Investments in sectors like technology, research, or education are often not "politically attractive" because their results aren't immediate. This links to Public Choice Theory, which explains how politicians may act in their self-interest, maximizing votes, popularity, or rents rather than public welfare. This gives rise to short-term solutions, where every crisis invites a new program. Over time, this has created a complex landscape, with overlapping efforts, each attempting to solve a problem without sufficient coordination, resulting in inefficiency. This disconnect becomes especially visible in poverty alleviation programs. In 2019, the poverty reduction initiative alone comprised 65 distinct programs and 128 separate activities managed across 16 different ministries and institutions, each acting within sectoral silos with minimal integration, ultimately weakening outcomes and wasting resources (Prasojo, 2022). Furthermore, in many programs, up to 70% of the budget is absorbed by bureaucracy and process, rather than being directed toward implementation that would directly benefit communities (Yanwardhana, 2023). Millions of young people grow up in a country that never truly prepares them for the global world, but the leaders instead focus on dressing up performance for quarterly reports.
This myopia breeds stagnation, and the youth see through this illusion. They sense that the system was not built for them. When space to grow, innovate, and contribute meaningfully is scarce, the rational choice becomes departure. Between 2019 and 2022, according to the Directorate General of Immigration, 3,912 Indonesian citizens of productive age renounced their nationality to become Singaporean. Thousands more leave quietly, not always to change passports, but to chase a better life that feels increasingly out of reach in our own land. This shows the nation’s failure to build a future worth staying for. When bright minds see no place to grow, dreams find no soil to root, leaving becomes the logical next step.
Indonesia’s institutions whisper ambition, but act out of fear, fear of losing popularity, fear of taking the kind of bold steps that won’t pay off before the next campaign trail. And in that fear, they trade away the future to protect the present. Rather than a mere bureaucratic issue, this reflects a deeper failure in fulfilling institutional responsibility.
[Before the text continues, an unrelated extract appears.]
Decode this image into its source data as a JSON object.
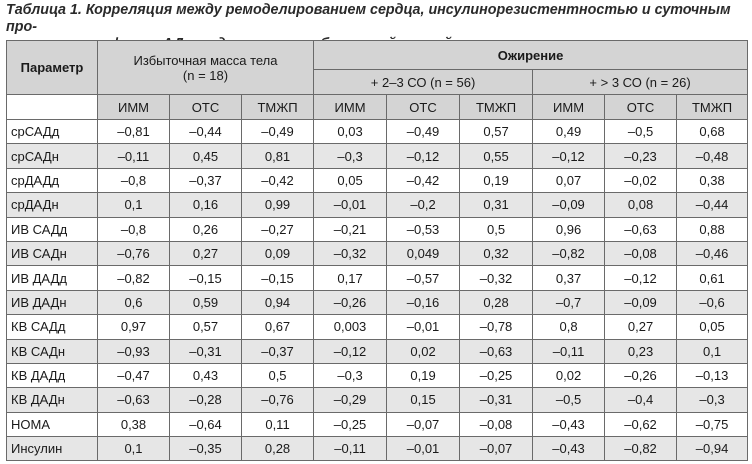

Will the Tiger Ever Rise Awake?
Indonesia is not short on potential. We are the fourth-largest country in the world by population, with over 283 million people, 69% of whom are in the productive age bracket. Our cities are swelling with youth, hungry for progress. But we know, potential alone doesn’t move a nation forward. We must begin to hold the government to account, not only for what it builds today, but for what it neglects to build for tomorrow. A nation's strength isn't shown in how it extracts wealth, but how it transforms that wealth into opportunity for all. This means investing in a long-range goal for greater mobility and opportunity, not just for the elite, but for the many.
So, in the midst of all this noise about “rich land”, who really holds the future? Because if the next 20 years are written by the same short-term logic, the echo of the Asian Tiger will remain buried beneath. But it doesn’t have to be that way. The young generation should rise not just as watchers, but as thinkers, builders, and critics. That way, we can plant something better beneath the roots of real change. Let’s demand more than just illusions of progress. Because there is no point in calling ourselves a rich nation, if our generation is poor in choices and direction.